Mediators who conduct prenup sessions typically begin by having the parties develop a complete inventory of their individual financial situation. The mediator will encourage the parties to consider the process as an opportunity to develop a financial plan for their marriage that not only protects the assets of one party, but also protects the security of the other. Mediators report that parties in prenup discussions generally enjoy the session and find it supports their relationship and future plans. After the mediation the parties’ attorneys would be asked to prepare appropriate documents.

Please note: None of the above should be taken as legal advice.

Consult with your attorney to determine if this an appropriate option.

Peter Costanzo
WHAT MAKES MEDIATION SPECIAL?

In previous posts I’ve discussed reasons why people decline the option to mediate. But there are many more reasons why people should choose mediation whevever possible, and here’s why:

Many years ago I was asked by a magazine reporter why I became a mediator. I remember my immediate response was that mediation levels the playing field. That comment was accompanied with a whimsical photo of me with a rake in hand.

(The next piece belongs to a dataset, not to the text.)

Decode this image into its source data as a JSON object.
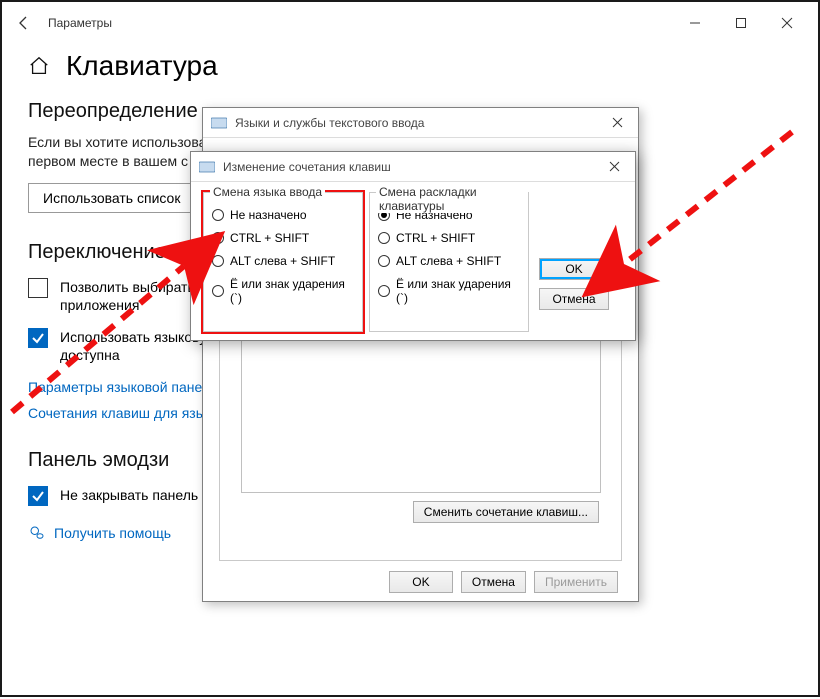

Even now, I still contend one major advantage of mediation is the process makes it possible for parties to work together without the obvious threat of power. Mediators are conscious to one party’s attempt to intimidate the other and will work to remove that from the equation. If that’s not possible, the mediator may stop the precedings if an agreement isn’t equitable, is unlikely to be fulfilled, and believes it will exacerbate an already strained relationship.

Also, mediation has communication rules. Parties who may have been disrespectful and threatening to one another must adhere to the mediator’s rules of behavior. Of course the amount of rules outlined will vary by the mediator’s perception of the situation. For most sessions, the mediator will likely expect a level of professional conduct from all participants. For others, the mediator might review language and nonverbal behaviors that won’t be permitted. Again, if the parties refuse to adhere to the rules, the mediation will be terminated.

And lastly, before most mediations the parties agree to confidentiality, which the mediator is also bound by, except as provided by law or if the parties waive confidentiality. Such agreements reduce the risk of sensitive information or comments made during sessions from becoming public and result in more open and honest discussions.

Mediation is a very special form of dispute resolution. Many participants in mediation trainings tell me they wish they’d known about the option before taking the course.